Well yes, as is slowly becoming obvious. Deltoid reports USA today (or you can also look at the full Mashey). In the curious world of academe (which I presume Wegman aspires to) plagiarism is a no-no far more serious that just getting the wrong answer; and has the virtue of being fairly easy to spot.
But whilst plagiarism is bad (possibly even fatal) for your academic reputation, it doesn’t directly say anything about science, or the validity of conclusions. It is evidence that the author has been sloppy and – in this case – bolsters the argument that the author didn’t really understand what he was doing, or was deliberately misleading.
And that is the important bit: that the Wegman report’s slavish copying of M&M lead them to incorrectly evaluate MBH. For that you need to plough through the detail at Deep Climate (as briefly ref’d by me).
To quote DC directly:
Wegman et al took the M&M critique of MBH at face value, and deliberately excluded all substantive discussion of scientific literature answering M&M (especially Wahl and Ammann).
Wegman et al completely misunderstood the M&M simulation methodology, and claimed that M&M had demonstrated that the MBH short-centered PCA would mine for “hockey sticks”, even from low-order, low-correlation AR1(.2) red noise.
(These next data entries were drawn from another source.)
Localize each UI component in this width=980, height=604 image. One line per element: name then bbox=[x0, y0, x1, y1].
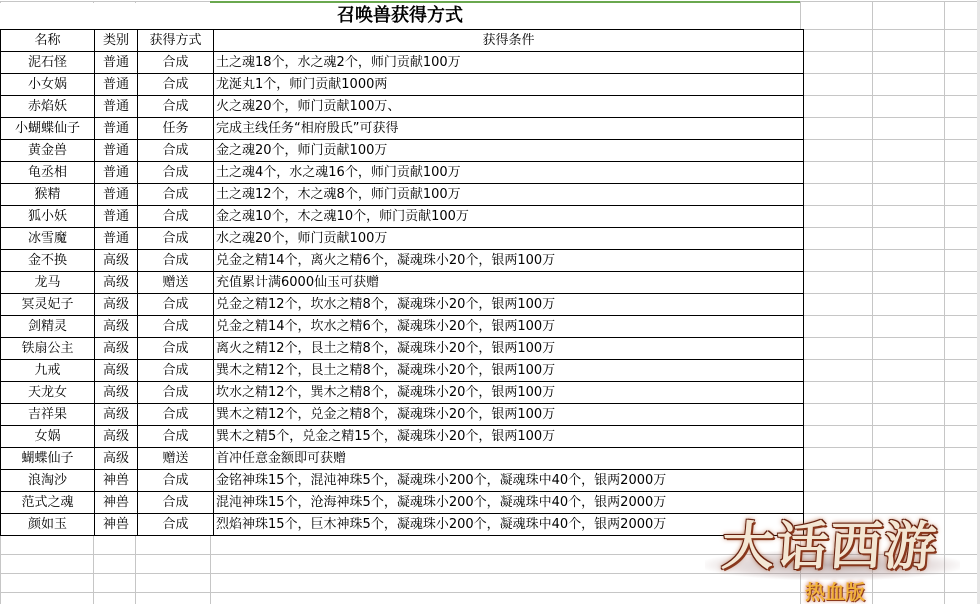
cell-type[interactable]: 高级 bbox=[95, 250, 138, 272]
table-row: 蝴蝶仙子高级赠送首冲任意金额即可获赠 bbox=[1, 448, 804, 470]
gridline bbox=[800, 183, 977, 184]
cell-name[interactable]: 冥灵妃子 bbox=[1, 294, 95, 316]
column-header-method[interactable]: 获得方式 bbox=[138, 30, 214, 52]
cell-method[interactable]: 合成 bbox=[138, 316, 214, 338]
cell-type[interactable]: 高级 bbox=[95, 360, 138, 382]
cell-name[interactable]: 赤焰妖 bbox=[1, 96, 95, 118]
gridline bbox=[800, 293, 977, 294]
table-header-row: 名称 类别 获得方式 获得条件 bbox=[1, 30, 804, 52]
cell-name[interactable]: 铁扇公主 bbox=[1, 338, 95, 360]
cell-method[interactable]: 合成 bbox=[138, 404, 214, 426]
cell-type[interactable]: 普通 bbox=[95, 52, 138, 74]
cell-method[interactable]: 任务 bbox=[138, 118, 214, 140]
cell-name[interactable]: 狐小妖 bbox=[1, 206, 95, 228]
table-row: 黄金兽普通合成金之魂20个，师门贡献100万 bbox=[1, 140, 804, 162]
cell-condition[interactable]: 龙涎丸1个，师门贡献1000两 bbox=[214, 74, 804, 96]
cell-method[interactable]: 合成 bbox=[138, 206, 214, 228]
cell-type[interactable]: 普通 bbox=[95, 206, 138, 228]
cell-method[interactable]: 合成 bbox=[138, 426, 214, 448]
cell-method[interactable]: 合成 bbox=[138, 360, 214, 382]
table-row: 浪淘沙神兽合成金铭神珠15个，混沌神珠5个，凝魂珠小200个，凝魂珠中40个，银… bbox=[1, 470, 804, 492]
cell-name[interactable]: 小女娲 bbox=[1, 74, 95, 96]
table-row: 狐小妖普通合成金之魂10个，木之魂10个，师门贡献100万 bbox=[1, 206, 804, 228]
gridline bbox=[800, 359, 977, 360]
cell-condition[interactable]: 巽木之精12个，艮土之精8个，凝魂珠小20个，银两100万 bbox=[214, 360, 804, 382]
column-header-type[interactable]: 类别 bbox=[95, 30, 138, 52]
table-row: 剑精灵高级合成兑金之精14个，坎水之精6个，凝魂珠小20个，银两100万 bbox=[1, 316, 804, 338]
gridline bbox=[800, 139, 977, 140]
cell-name[interactable]: 剑精灵 bbox=[1, 316, 95, 338]
cell-method[interactable]: 合成 bbox=[138, 184, 214, 206]
table-row: 冰雪魔普通合成水之魂20个，师门贡献100万 bbox=[1, 228, 804, 250]
cell-type[interactable]: 神兽 bbox=[95, 470, 138, 492]
cell-name[interactable]: 小蝴蝶仙子 bbox=[1, 118, 95, 140]
cell-method[interactable]: 合成 bbox=[138, 338, 214, 360]
cell-type[interactable]: 普通 bbox=[95, 184, 138, 206]
gridline bbox=[800, 271, 977, 272]
table-row: 颜如玉神兽合成烈焰神珠15个，巨木神珠5个，凝魂珠小200个，凝魂珠中40个，银… bbox=[1, 514, 804, 536]
gridline bbox=[800, 469, 977, 470]
cell-method[interactable]: 合成 bbox=[138, 294, 214, 316]
table-row: 龟丞相普通合成土之魂4个，水之魂16个，师门贡献100万 bbox=[1, 162, 804, 184]
gridline bbox=[800, 95, 977, 96]
cell-name[interactable]: 吉祥果 bbox=[1, 404, 95, 426]
cell-type[interactable]: 高级 bbox=[95, 294, 138, 316]
cell-type[interactable]: 普通 bbox=[95, 118, 138, 140]
cell-condition[interactable]: 坎水之精12个，巽木之精8个，凝魂珠小20个，银两100万 bbox=[214, 382, 804, 404]
table-row: 冥灵妃子高级合成兑金之精12个，坎水之精8个，凝魂珠小20个，银两100万 bbox=[1, 294, 804, 316]
table-row: 范式之魂神兽合成混沌神珠15个，沧海神珠5个，凝魂珠小200个，凝魂珠中40个，… bbox=[1, 492, 804, 514]
gridline bbox=[0, 592, 977, 593]
table-row: 天龙女高级合成坎水之精12个，巽木之精8个，凝魂珠小20个，银两100万 bbox=[1, 382, 804, 404]
cell-type[interactable]: 高级 bbox=[95, 316, 138, 338]
cell-name[interactable]: 蝴蝶仙子 bbox=[1, 448, 95, 470]
table-row: 吉祥果高级合成巽木之精12个，兑金之精8个，凝魂珠小20个，银两100万 bbox=[1, 404, 804, 426]
cell-method[interactable]: 合成 bbox=[138, 492, 214, 514]
cell-name[interactable]: 泥石怪 bbox=[1, 52, 95, 74]
cell-name[interactable]: 龟丞相 bbox=[1, 162, 95, 184]
cell-type[interactable]: 普通 bbox=[95, 74, 138, 96]
cell-condition[interactable]: 火之魂20个，师门贡献100万、 bbox=[214, 96, 804, 118]
cell-type[interactable]: 普通 bbox=[95, 162, 138, 184]
cell-name[interactable]: 金不换 bbox=[1, 250, 95, 272]
cell-name[interactable]: 颜如玉 bbox=[1, 514, 95, 536]
cell-condition[interactable]: 充值累计满6000仙玉可获赠 bbox=[214, 272, 804, 294]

But in fact the displayed figure (4.4) was taken from the top 1% of simulated PC1s generated from high-correlation, high-persistence ARFIMA-based noise, as archived by M&M. (And I also show that simulations based on AR1(.2) noise would have shown much less evidence of bias from “short-centered” PCA, even if one focuses only on PC1).
The point about what you can get done for is interesting, though, and worth a little musing. It is (obviously) unacceptable to zap researchers for just getting the wrong answer; that would be too big a constraint on academic freedom (sliding gracefully over the question of whether that applies to reports to Congress). But in the normal course of things, Wegman’s report would be a paper, and it would have been subject to peer review. And quite likely it would have failed, for the plagiarism. It might well have failed for the science, too, for the problems that DC found. But if had it passed, it would then have been open to a reply in the literature, which it isn’t really now. Having decided that you can’t zap them for the wrong answer, you’re then left not being able to zap them for deliberately getting the wrong answer, and tenaciously clinging to the wrong answer despite the evidence; this seems regrettable.